For me, visual and audio media are two of the most powerful instruments in the world today. Our values, beliefs and sometimes, morals are all formed through this avenue. What we see and what we listen to are so important as they are absorbed into our sub-conscious and then processed and kept for the right moment.

I realised just how much what I see and hear influences my pattern of thoughts recently. I was thinking about relationships and what my expectations of them were. It was at that moment that I realised that I had a ‘Hollywood-style’ mentality. A guy who would be caring and in tune with my every mood; who would always know the right thing to say. A man who is strong yet sensitive; who is a ‘man’s man’ with his friends whilst being a caring and domesticated man with me. The focus was firmly on me and what he could give me; an expectation too much for any human being to handle. That is unless you are acting in a movie!

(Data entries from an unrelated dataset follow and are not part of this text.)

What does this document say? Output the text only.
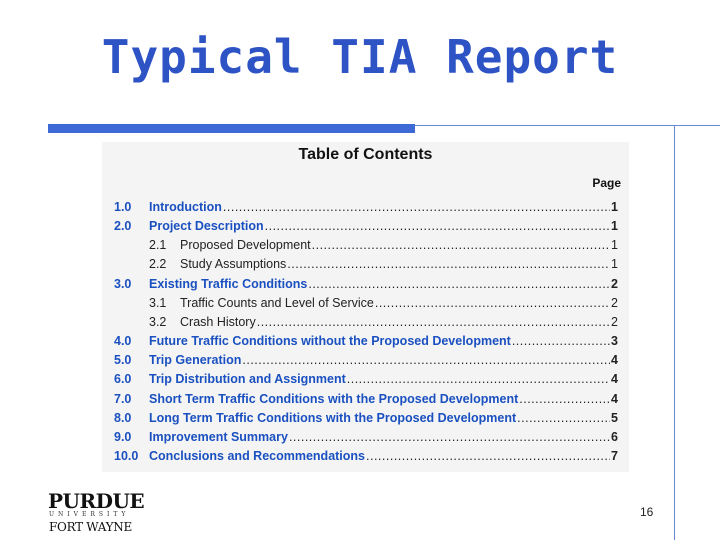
Typical TIA Report
Table of Contents
Page
1.0 Introduction .....	1
2.0 Project Description .....	1
2.1	Proposed Development .....	1
2.2	Study Assumptions .....	1
3.0 Existing Traffic Conditions .....	2
3.1	Traffic Counts and Level of Service .....	2
3.2	Crash History .....	2
4.0 Future Traffic Conditions without the Proposed Development .....	3
5.0 Trip Generation .....	4
6.0 Trip Distribution and Assignment .....	4
7.0 Short Term Traffic Conditions with the Proposed Development .....	4
8.0 Long Term Traffic Conditions with the Proposed Development .....	5
9.0 Improvement Summary .....	6
10.0 Conclusions and Recommendations .....	7
PURDUE
UNIVERSITY
FORT WAYNE
16
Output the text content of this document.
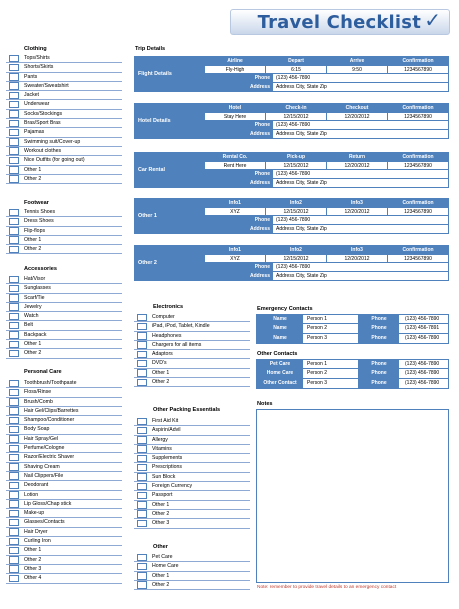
Travel Checklist ✓
Clothing
Tops/Shirts
Shorts/Skirts
Pants
Sweater/Sweatshirt
Jacket
Underwear
Socks/Stockings
Bras/Sport Bras
Pajamas
Swimming suit/Cover-up
Workout clothes
Nice Outfits (for going out)
Other 1
Other 2
Footwear
Tennis Shoes
Dress Shoes
Flip-flops
Other 1
Other 2
Accessories
Hat/Visor
Sunglasses
Scarf/Tie
Jewelry
Watch
Belt
Backpack
Other 1
Other 2
Personal Care
Toothbrush/Toothpaste
Floss/Rinse
Brush/Comb
Hair Gel/Clips/Barrettes
Shampoo/Conditioner
Body Soap
Hair Spray/Gel
Perfume/Cologne
Razor/Electric Shaver
Shaving Cream
Nail Clippers/File
Deodorant
Lotion
Lip Gloss/Chap stick
Make-up
Glasses/Contacts
Hair Dryer
Curling Iron
Other 1
Other 2
Other 3
Other 4
Electronics
Computer
iPad, iPod, Tablet, Kindle
Headphones
Chargers for all items
Adaptors
DVD's
Other 1
Other 2
Other Packing Essentials
First Aid Kit
Aspirin/Advil
Allergy
Vitamins
Supplements
Prescriptions
Sun Block
Foreign Currency
Passport
Other 1
Other 2
Other 3
Other
Pet Care
Home Care
Other 1
Other 2
Trip Details
Flight Details
Airline	Depart	Arrive	Confirmation
Fly-High	6:15	9:50	1234567890
Phone	(123) 456-7890
Address	Address City, State Zip
Hotel Details
Hotel	Check-in	Checkout	Confirmation
Stay Here	12/15/2012	12/20/2012	1234567890
Phone	(123) 456-7890
Address	Address City, State Zip
Car Rental
Rental Co.	Pick-up	Return	Confirmation
Rent Here	12/15/2012	12/20/2012	1234567890
Phone	(123) 456-7890
Address	Address City, State Zip
Other 1
Info1	Info2	Info3	Confirmation
XYZ	12/15/2012	12/20/2012	1234567890
Phone	(123) 456-7890
Address	Address City, State Zip
Other 2
Info1	Info2	Info3	Confirmation
XYZ	12/15/2012	12/20/2012	1234567890
Phone	(123) 456-7890
Address	Address City, State Zip
Emergency Contacts
Name	Person 1	Phone	(123) 456-7890
Name	Person 2	Phone	(123) 456-7891
Name	Person 3	Phone	(123) 456-7890
Other Contacts
Pet Care	Person 1	Phone	(123) 456-7890
Home Care	Person 2	Phone	(123) 456-7890
Other Contact	Person 3	Phone	(123) 456-7890
Notes
Note: remember to provide travel details to an emergency contact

Watching movies, the guy always gets his girl and vice versa. Over the weekend, I was forced to watch ‘Pride and Prejudice’ for the millionth time.  As always, the girl got her man even though she was poor, of lower class status, stubborn, less ‘attractive’ a prospect than the girl his mother wanted him to marry. That’s just how it is in the movies!

Real life is not always so straightforward. It’s a 50-50 chance you’ll get the man and even if you happen to get the lucky half, it’s then another
struggle to keep the man in the face of all the pressures of life mixed with the class issues. Yet when I weighed my expectations of a relationship, even with my knowledge of all this, it favoured the ‘Hollywood’ setting.

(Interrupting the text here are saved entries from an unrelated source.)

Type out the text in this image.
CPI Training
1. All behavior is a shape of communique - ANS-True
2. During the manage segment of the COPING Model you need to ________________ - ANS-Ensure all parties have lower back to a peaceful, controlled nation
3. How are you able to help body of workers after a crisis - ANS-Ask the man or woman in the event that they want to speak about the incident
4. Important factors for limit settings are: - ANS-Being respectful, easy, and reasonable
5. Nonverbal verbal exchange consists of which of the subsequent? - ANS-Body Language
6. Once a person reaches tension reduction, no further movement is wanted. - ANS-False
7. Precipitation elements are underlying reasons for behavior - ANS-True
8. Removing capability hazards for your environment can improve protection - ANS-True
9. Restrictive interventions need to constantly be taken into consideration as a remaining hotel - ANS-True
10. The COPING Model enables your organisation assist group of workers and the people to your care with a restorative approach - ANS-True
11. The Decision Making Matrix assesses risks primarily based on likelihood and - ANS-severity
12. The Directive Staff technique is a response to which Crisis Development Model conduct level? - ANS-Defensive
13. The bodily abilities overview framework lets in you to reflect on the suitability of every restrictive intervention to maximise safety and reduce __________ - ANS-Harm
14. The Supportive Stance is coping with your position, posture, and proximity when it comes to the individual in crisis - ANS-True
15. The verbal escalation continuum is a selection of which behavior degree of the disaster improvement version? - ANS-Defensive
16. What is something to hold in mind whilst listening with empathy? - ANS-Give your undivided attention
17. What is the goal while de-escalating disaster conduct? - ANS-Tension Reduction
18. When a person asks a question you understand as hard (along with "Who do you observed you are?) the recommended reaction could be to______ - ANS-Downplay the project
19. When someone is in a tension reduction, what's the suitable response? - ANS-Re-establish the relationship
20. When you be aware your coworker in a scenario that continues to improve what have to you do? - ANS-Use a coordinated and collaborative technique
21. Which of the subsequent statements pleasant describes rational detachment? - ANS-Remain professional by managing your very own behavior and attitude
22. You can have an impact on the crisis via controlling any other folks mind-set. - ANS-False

We could call it hope. Hope that we would get the best rather than the real.  We could call it delusions. Isn’t that what ‘romance’ is, a big mirage?
Whatever we call it, the fact still remains that what we see and hear influences our day-to-day life more than we might give it credit for.

We could use another example. I’ve observed from those around me that whenever you watch a sexual scene, whether or not you realise its effects on you, it does affect you. You tend to think more about sex after seeing a scene or a picture that is sexual in nature. This is not undermining other avenues that can peak your sexual appetites but the basis for all still lies in what they see or hear.

It’s not just movies however that can get you in a frenzy. Music, in some respects, is even more powerful. A mental picture, however hard, can be erased. Music is the only tool that seeps into your very depth whether you give it permission or not. How many times have you just started singing a song after walking out of a shop you spent five minutes in and the song is just stuck in you? Or even the background music to a silly advert? There are so many examples to this but the main point to note is that music is a language all on its own and it transcends nationality, colour, gender, or even background or culture.

Some might listen to a song and get pictures of a previous relationship or a time in their life, good or bad. For some, it could be a song that just gets you in the mood for love. Others might listen to a song and feel it doesn’t affect them but find that their thoughts and mood is changed by it. For me, that speaks of the power music has over the individual.

We could sit here and debate this all day long. The bottom line is, what we see and hear affects us and care must be taken in what we deposit into ourselves. Once I got that realisation, there were certain movies I knew I couldn’t watch, certain songs I couldn’t listen to. This wasn’t because I lacked self-control but because I believe ‘prevention is better than cure’.

I like being in control of my feelings and emotions. I like the fact that my relationships are all the better now that all false expectations have been
exposed and destroyed. I like the fact that my thought process is clearer without the pressures to fit into someone else’s box as dictated to me by the media.